Sandro Ehrat, Schaffhauser Tennisprofi
Die lange Zeit ohne Tennis hatte immerhin für die Familie ihr Gutes. Sandro Ehrat konnte so viel wie sonst selten mit ihr verbringen. «Mein Sohn Liam hat es genossen, dass ich so oft auf den Spielplatz mitgehen konnte. Sonst waren wir zu Hause, da hat der Kleine schon auch manchmal das Reisen vermisst.» Sandros Frau und Liam (4) begleiten ihn wenn immer möglich an die Turniere. Zu welchem Zeitpunkt das wieder der Fall sein wird, darüber kann man nur rätseln. Angst, dass während der Absenz das Ballgefühl verloren gegangen ist, hat Sandro Ehrat keine. «Wenn man zwischendurch den Tennisschläger in die Hand nimmt, verlernt man das Gefühl dafür nicht so schnell.»
Auch Leonie Küng ist wieder zurück im Tennistraining

Zur gleichen Zeit, wie am Montag Sandro Ehrat im TC Cilag trainierte, ist am Dienstagnachmittag mit Leonie Küng (19) die zweite hoffnungsvolle Tennis-Profispielerin der Region auf der Anlage in Buchthalen zum Training mit ihrem Vater und Trainer Martin Küng erschienen.
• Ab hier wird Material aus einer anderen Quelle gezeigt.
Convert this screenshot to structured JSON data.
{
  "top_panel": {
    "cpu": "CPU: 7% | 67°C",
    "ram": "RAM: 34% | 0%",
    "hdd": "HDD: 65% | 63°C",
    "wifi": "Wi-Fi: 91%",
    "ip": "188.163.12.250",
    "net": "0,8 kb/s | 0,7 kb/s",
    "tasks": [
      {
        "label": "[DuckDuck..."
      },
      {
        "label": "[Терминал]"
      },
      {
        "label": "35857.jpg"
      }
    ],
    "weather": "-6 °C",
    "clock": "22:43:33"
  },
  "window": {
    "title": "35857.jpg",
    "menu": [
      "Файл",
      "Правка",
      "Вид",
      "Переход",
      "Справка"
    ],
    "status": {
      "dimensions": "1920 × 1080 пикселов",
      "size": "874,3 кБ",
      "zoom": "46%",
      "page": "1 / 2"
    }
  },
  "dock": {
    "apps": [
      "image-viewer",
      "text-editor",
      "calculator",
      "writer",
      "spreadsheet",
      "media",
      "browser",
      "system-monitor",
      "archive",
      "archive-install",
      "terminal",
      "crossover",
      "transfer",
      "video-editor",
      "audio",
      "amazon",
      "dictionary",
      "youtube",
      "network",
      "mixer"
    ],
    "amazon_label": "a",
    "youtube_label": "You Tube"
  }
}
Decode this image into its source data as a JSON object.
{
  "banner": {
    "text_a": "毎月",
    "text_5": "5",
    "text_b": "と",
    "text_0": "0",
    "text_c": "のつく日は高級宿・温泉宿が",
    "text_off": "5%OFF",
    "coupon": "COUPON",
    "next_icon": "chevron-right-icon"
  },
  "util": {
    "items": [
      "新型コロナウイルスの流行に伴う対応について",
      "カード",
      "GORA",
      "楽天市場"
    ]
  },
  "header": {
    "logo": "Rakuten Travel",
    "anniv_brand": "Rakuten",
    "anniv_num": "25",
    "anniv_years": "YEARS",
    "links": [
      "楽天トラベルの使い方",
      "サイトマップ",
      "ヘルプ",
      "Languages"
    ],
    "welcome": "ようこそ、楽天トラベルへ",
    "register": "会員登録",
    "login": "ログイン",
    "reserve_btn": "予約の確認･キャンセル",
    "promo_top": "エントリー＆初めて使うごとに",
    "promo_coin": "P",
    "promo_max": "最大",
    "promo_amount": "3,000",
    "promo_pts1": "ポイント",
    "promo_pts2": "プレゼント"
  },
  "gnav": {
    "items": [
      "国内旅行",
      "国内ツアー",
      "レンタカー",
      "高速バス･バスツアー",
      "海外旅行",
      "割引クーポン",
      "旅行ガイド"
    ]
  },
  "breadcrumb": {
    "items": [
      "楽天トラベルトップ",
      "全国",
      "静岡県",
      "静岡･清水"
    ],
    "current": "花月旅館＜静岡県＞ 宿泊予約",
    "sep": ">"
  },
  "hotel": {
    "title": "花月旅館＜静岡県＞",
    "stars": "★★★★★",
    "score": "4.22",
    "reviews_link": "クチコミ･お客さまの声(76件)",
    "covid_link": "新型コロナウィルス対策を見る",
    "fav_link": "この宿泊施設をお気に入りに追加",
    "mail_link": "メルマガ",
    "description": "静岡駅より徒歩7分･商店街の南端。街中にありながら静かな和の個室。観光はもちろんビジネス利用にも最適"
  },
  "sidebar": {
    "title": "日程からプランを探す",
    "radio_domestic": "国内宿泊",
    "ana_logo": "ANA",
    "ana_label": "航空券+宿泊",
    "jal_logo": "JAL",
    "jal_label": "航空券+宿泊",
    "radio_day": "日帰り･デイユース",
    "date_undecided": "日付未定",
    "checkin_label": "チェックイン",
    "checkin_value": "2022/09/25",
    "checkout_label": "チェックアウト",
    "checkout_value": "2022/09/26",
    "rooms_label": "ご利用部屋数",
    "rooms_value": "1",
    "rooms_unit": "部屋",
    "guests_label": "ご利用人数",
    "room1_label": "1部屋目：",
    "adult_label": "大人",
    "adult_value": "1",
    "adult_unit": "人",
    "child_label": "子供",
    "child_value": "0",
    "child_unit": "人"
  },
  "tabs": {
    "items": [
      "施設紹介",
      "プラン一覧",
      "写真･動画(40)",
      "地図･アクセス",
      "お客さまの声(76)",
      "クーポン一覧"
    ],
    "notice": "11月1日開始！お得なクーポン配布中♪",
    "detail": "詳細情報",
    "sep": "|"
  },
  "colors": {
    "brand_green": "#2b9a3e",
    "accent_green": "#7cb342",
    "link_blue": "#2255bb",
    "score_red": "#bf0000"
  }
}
Auch sie sind sehr froh, nach vielen Wochen mit Fitness- und Kraftraining endlich wieder mit dem Tennis beginnen zu können. So hat Leonie Küng (WTA-Nummer 155), gegen Ende Woche auch erste Trainingsmatches geplant, unter anderem gegen die Aargauerin Stefanie Vögele (WTA 109). (hcs.)